Dari Panduan Sembilan Yang di Pedang Langit dan Pedang Naga. Bagian lengkapnya menggambarkan filosofi seni bela diri yang menyerah pada kekuatan daripada melawannya: biarkan lawan menjadi sekuat yang mereka inginkan — Anda adalah angin di gunung, bulan terpantul di sungai. Tidak tergerak. Tidak dapat dipahami. Untuk konteksnya, lihat Garis Paling Terkenal dalam Novel Jin Yong.

Kutipan ini digunakan dalam bahasa Tiongkok modern sebagai nasihat untuk menghadapi orang agresif atau situasi sulit. Jangan terlibat. Jangan melawan. Biarkan kekuatan mereka melewati Anda.

"问世间情为何物,直教生死相许" — Tanyakan pada Dunia: Apa Itu Cinta, yang Mengarahkan Kehidupan dan Kematian?

Baris ini sebenarnya sudah ada sebelum Jin Yong — berasal dari puisi karya Yuan Haowen (1190-1257). Tapi Jin Yong menggunakannya sebagai prasasti untuk Kembalinya Pahlawan Condor, dan novelnya membuatnya terkenal di kalangan pembaca modern.

Kalimat tersebut sekarang menjadi kutipan standar sastra Tiongkok tentang cinta. Itu muncul di undangan pernikahan, surat cinta, dan di sekitar 40% pertunjukan karaoke Tiongkok.

"人在江湖,身不由己" — Di Jianghu, Anda Tidak Dapat Mengontrol Nasib Anda Sendiri

Ungkapan ini menangkap tragedi mendasar dari dunia persilatan: begitu Anda memasuki dunia persilatan, Anda terikat oleh aturan-aturannya, hutang-hutangnya, dan konflik-konfliknya.
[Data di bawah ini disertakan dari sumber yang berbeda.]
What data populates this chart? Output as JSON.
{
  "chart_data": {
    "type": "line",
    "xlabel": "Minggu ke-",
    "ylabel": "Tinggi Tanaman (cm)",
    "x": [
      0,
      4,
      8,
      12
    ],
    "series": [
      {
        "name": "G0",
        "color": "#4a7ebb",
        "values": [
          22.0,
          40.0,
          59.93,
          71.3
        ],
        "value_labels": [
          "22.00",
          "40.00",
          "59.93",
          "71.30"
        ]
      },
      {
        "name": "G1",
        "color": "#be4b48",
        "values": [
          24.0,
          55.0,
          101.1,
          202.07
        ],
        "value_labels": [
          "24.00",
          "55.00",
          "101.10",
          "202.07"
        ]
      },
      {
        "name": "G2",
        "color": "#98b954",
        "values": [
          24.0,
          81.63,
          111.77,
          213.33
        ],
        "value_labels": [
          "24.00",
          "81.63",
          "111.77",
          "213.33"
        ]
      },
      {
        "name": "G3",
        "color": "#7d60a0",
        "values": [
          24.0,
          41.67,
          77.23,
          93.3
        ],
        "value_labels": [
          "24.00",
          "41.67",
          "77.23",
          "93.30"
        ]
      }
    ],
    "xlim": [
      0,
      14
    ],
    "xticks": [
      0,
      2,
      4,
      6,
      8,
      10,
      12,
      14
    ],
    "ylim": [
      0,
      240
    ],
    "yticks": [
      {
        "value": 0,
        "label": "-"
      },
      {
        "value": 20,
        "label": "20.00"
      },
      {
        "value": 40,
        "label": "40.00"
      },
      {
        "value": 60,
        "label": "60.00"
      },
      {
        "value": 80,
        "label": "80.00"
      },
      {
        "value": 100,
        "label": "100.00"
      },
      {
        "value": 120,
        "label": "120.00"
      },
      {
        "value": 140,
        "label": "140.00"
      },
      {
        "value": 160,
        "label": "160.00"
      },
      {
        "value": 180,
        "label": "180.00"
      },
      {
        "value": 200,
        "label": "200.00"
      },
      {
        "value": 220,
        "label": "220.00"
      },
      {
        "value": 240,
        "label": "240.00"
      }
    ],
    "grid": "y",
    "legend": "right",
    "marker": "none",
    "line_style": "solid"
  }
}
Anda tidak bisa pergi begitu saja.

Dalam penggunaan modern, kata ini telah diadaptasi untuk menggambarkan situasi apa pun di mana kewajiban eksternal mengesampingkan pilihan pribadi. "人在职场,身不由己" — "Di tempat kerja, Anda tidak bisa mengendalikan nasib Anda sendiri" — adalah variasi yang umum.

"飞雪连天射白鹿,笑书神侠倚碧鸳" — Kuplet Empat Belas Novel

Jin Yong menulis empat belas novel. Karakter pertama setiap judul, disusun secara berurutan, membentuk bait:

飞(Flying Fox) 雪(Gunung Salju) 连(Blade-Storm) 天(Pedang Surga) 射(Legend of Condor) 白(Kuda Putih) 鹿(Rusa dan Kuali) 笑(Tersenyum Bangga) 书(Buku dan Pedang) 神(Demi-Dewa) 侠(Pahlawan Condor) 倚(Bersandar di Surga) 碧(Darah Giok) 鸳(Bebek Mandarin)

Apakah Jin Yong merencanakan ini sejak awal atau menyadari polanya di kemudian hari masih diperdebatkan. Bagaimanapun, ini adalah salah satu telur Paskah sastra paling elegan dalam fiksi Tiongkok.

Mengapa Kutipan Ini Bertahan

Kutipan Jin Yong bertahan karena mengungkapkan kebenaran universal dalam bahasa yang mudah diingat. "Pahlawan terhebat mengabdi pada negara dan rakyat" bukan sekadar cita-cita wuxia — ini adalah pernyataan tentang tujuan kekuasaan. "Di dunia persilatan, Anda tidak dapat mengendalikan nasib Anda sendiri" bukan hanya tentang seniman bela diri — ini tentang siapa pun yang terjebak dalam sistem yang lebih besar dari diri mereka sendiri.

Kutipan tersebut melampaui konteks fiksinya karena kebenaran yang diungkapkannya bukanlah fiksi.

Tentang Penulis

Pakar Jin Yong \u2014 Kritikus sastra dan penerjemah yang didedikasikan untuk karya-karya Jin Yong.